Class II and class III malocclusions are skeletal abnormalities resulting from abnormal development of the maxilla and mandible. It is rarely possible to restore the maxilla and mandibles to a normal relationship with each other, but it is always possible to permanently relieve pain that these malocclusions cause.

Although complete correction of certain teeth misalignments may not be possible, there is always something we can do to improve the functionality of the bite and make the patient comfortable.

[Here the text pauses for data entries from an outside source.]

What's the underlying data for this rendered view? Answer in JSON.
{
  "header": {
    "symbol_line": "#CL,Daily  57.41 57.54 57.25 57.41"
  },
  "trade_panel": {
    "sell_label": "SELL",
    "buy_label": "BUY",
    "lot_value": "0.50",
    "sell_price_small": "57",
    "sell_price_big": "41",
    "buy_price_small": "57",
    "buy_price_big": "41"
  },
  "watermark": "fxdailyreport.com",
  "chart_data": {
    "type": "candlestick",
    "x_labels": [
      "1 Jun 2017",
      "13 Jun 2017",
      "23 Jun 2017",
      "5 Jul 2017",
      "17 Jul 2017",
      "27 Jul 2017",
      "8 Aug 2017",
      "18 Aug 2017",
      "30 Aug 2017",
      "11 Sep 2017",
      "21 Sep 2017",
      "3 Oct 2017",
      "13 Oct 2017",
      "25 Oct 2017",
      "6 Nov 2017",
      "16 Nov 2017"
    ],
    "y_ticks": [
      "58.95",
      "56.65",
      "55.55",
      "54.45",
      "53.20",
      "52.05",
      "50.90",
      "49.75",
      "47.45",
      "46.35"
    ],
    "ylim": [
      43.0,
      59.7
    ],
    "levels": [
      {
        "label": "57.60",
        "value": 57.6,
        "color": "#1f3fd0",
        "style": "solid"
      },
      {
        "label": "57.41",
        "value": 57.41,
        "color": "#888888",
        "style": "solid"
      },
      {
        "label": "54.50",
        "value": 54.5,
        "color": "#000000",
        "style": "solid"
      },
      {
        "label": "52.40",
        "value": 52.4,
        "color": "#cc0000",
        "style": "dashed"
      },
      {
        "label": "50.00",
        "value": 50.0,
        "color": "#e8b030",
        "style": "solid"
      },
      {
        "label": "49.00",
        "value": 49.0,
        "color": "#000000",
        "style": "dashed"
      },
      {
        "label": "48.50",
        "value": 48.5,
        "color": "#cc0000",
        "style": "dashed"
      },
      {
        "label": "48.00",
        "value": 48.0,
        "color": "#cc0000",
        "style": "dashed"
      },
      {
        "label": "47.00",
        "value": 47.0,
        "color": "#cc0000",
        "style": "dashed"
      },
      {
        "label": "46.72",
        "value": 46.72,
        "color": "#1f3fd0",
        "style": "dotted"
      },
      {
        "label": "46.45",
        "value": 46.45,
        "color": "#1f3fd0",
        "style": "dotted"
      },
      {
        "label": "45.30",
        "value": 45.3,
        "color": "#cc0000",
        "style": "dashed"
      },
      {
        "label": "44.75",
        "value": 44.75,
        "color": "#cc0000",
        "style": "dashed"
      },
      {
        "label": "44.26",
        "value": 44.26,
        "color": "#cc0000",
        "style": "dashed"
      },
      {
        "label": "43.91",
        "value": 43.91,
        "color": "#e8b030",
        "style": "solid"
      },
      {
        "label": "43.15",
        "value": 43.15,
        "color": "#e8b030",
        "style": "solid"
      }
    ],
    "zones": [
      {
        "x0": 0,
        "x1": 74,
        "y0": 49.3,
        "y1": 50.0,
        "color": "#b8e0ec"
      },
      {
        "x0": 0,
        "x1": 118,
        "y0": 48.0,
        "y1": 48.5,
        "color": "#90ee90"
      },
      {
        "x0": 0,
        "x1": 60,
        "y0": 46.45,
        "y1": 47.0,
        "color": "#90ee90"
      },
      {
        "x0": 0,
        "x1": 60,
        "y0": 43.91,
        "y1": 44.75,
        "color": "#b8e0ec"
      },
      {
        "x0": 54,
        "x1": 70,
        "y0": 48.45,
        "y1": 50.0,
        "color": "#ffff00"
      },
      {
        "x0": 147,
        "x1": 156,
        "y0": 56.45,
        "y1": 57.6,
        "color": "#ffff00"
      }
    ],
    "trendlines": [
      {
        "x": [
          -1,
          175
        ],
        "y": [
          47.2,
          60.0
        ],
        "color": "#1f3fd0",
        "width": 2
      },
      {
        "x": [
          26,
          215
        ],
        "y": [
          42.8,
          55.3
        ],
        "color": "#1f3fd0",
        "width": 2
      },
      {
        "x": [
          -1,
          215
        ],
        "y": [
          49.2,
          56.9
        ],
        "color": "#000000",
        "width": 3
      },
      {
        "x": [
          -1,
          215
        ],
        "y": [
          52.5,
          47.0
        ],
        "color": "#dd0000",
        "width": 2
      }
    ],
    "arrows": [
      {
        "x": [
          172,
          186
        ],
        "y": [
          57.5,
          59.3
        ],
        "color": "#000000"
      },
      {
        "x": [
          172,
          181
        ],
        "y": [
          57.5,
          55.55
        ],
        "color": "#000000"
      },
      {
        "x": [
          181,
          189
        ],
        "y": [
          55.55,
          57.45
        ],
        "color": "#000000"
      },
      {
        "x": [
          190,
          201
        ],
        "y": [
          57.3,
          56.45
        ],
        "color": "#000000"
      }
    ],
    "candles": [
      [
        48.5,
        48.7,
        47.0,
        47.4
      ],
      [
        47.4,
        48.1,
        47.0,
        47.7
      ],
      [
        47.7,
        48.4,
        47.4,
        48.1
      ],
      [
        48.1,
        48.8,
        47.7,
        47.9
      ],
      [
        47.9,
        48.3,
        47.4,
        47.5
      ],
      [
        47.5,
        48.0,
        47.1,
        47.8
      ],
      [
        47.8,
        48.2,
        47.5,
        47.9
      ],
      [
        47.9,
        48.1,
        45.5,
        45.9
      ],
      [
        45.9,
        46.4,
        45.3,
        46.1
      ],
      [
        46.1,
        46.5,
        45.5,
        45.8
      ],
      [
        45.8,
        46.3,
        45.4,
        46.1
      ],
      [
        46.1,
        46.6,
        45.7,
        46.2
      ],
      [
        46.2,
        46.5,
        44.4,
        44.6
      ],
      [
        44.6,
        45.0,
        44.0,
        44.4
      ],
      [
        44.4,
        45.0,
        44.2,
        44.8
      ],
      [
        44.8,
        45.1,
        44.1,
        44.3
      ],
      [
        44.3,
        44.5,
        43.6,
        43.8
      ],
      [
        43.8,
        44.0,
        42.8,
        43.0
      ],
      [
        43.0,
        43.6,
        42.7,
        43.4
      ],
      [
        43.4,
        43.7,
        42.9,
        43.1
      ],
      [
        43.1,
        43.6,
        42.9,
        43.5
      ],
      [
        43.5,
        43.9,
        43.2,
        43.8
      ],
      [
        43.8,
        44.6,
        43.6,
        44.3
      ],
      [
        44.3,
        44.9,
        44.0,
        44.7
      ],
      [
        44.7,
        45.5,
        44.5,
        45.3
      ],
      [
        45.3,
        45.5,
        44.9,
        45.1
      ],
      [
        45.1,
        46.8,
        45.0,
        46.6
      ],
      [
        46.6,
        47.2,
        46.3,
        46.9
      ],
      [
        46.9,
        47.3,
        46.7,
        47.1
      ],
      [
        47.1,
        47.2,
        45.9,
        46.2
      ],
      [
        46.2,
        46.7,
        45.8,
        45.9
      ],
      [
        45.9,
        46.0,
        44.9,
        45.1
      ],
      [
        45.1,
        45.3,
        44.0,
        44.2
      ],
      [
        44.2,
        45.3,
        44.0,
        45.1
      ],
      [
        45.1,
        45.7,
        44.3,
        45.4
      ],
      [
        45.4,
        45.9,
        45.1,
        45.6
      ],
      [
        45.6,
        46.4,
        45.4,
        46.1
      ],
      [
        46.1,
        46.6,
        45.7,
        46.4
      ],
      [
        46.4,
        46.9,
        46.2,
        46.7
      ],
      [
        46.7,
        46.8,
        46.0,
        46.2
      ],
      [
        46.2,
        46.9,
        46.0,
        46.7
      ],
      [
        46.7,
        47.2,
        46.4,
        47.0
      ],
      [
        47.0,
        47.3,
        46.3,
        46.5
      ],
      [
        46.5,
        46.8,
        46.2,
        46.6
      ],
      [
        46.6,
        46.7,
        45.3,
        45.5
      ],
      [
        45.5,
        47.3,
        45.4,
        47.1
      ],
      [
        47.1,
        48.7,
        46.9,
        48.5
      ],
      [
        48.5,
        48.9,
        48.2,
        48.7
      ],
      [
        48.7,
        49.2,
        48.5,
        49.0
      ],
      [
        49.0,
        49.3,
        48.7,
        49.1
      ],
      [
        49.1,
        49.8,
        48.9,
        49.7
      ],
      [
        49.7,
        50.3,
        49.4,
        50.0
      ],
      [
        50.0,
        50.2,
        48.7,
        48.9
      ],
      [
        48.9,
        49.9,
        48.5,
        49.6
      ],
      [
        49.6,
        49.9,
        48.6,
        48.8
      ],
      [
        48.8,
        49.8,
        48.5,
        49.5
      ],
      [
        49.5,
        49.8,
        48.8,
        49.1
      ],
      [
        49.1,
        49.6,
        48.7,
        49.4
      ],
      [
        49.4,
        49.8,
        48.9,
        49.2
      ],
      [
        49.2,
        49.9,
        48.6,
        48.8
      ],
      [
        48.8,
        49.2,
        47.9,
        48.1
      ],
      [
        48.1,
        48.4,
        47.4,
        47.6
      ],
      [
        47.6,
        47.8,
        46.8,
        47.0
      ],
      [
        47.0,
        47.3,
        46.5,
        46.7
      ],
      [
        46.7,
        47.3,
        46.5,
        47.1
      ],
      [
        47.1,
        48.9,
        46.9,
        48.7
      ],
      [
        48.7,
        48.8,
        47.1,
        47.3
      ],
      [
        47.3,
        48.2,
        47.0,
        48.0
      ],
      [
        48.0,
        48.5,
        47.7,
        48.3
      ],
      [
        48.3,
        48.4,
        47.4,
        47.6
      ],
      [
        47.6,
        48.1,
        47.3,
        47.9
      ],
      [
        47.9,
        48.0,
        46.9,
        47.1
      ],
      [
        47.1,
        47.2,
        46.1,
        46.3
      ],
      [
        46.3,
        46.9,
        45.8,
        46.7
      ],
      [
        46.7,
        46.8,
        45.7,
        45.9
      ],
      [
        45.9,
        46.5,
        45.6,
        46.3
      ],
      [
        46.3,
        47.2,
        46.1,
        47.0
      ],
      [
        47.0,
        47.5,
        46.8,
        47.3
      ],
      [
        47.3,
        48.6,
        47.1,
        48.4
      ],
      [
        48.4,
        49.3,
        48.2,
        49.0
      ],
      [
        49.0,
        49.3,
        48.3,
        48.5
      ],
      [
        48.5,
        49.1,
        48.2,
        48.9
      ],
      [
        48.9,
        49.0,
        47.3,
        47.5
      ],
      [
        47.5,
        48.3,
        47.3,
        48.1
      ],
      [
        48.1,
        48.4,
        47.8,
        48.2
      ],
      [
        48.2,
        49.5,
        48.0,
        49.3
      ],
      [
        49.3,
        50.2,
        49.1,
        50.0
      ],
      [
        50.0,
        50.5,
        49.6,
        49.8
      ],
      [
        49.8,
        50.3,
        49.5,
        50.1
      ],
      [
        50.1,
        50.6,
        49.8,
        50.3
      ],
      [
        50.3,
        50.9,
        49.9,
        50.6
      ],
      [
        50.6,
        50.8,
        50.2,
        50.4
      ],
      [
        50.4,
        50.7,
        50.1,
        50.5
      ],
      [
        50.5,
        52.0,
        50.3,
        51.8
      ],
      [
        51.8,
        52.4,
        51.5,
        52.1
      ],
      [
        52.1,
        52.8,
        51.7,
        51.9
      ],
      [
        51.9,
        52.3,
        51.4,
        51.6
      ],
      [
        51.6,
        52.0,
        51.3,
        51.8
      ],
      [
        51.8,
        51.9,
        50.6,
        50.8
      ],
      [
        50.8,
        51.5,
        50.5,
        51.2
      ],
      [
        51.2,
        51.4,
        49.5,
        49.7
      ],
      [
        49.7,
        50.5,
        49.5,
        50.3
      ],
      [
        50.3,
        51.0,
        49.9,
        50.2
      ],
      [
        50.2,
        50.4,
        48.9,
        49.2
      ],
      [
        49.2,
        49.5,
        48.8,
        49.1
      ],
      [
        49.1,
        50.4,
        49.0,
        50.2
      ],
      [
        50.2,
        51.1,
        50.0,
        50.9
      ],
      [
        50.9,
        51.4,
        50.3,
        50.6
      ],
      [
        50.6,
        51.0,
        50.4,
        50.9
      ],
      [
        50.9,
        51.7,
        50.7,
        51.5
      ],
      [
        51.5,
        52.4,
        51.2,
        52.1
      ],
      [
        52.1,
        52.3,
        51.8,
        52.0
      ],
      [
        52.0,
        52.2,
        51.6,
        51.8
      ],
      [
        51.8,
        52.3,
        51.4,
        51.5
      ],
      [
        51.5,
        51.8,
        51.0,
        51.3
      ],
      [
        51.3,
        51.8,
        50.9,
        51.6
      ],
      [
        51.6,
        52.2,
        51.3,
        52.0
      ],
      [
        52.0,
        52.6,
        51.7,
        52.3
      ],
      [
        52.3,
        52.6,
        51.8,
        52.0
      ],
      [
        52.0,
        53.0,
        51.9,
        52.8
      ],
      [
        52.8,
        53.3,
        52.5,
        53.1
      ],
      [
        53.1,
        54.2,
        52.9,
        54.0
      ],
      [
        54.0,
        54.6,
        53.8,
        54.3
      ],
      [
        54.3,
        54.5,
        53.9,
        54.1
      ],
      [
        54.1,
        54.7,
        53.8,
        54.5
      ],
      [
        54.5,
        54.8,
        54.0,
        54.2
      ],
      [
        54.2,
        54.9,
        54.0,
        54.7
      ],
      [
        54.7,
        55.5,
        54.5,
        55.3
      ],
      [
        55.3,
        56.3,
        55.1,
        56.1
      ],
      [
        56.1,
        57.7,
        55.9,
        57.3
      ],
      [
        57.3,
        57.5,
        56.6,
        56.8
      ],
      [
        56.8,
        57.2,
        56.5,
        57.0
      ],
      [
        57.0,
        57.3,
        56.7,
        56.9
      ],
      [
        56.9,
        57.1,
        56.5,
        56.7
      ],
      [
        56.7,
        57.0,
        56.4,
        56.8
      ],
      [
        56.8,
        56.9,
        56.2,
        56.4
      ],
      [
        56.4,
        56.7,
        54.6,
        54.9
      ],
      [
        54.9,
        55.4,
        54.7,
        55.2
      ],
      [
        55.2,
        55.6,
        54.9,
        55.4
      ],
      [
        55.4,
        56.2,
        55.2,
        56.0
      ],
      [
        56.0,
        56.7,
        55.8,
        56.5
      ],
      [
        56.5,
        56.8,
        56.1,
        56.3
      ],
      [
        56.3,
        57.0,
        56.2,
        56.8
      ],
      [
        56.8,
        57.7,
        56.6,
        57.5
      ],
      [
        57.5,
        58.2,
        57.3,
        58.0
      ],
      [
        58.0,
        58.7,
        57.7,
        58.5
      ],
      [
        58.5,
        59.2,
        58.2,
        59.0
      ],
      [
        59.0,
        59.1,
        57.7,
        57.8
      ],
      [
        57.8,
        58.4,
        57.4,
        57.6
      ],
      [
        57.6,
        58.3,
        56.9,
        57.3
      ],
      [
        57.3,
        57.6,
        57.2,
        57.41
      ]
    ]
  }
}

For best results, it is important to recognize a malocclusion as early as possible.  

 

Figure 1.  Normal occlusion of the canine mouth.

The upper incisors slightly overlap the lower incisors and the lower canine teeth sit between the upper canine teeth and the upper 3rd incisors.

 

Figure 2.  A view of the left side of the canine mouth in the closed position.  

The upper incisor teeth slightly overlap the lower incisors. The lower canine tooth (fang) sits between the upper canine tooth and 3rd incisor. The premolar teeth do not touch each other and form zigzag-like pattern between the upper and lower premolars. The large upper 4th premolar tooth rests on the cheek side of the lower first molar. This tooth is also known as the upper carnassial tooth. The molars are not visible in this image.

 

Figure 3. Type I malocclusion.  

Known as a canine overbite, the upper canine tooth is sitting in front of the lower canine tooth and is pointed forward. This is referred to as a mesioverted or “lance” canine tooth. Compare this image to the normal occlusion in figure 2.

 

Figure 4. Type II malocclusion.

Also known as a canine overbite, the lower jaw is much shorter than normal (compare to Figure II)

 

Figure 5. Type III malocclusion.

Known as a canine underbite, the lower incisors are in front of the upper incisors and the lower canine tooth is resting against the back of the upper 3rd incisor. This bite is common in brachycephalic breeds, such as boxers and pugs.

 

Figure 6. Type IV malocclusion.

Each side of the mandible developed at different rates resulting in a deviation to the left side.  Note how the right lower canine is poking into the palate (roof) of the mouth. This is a significant source of pain for this patient.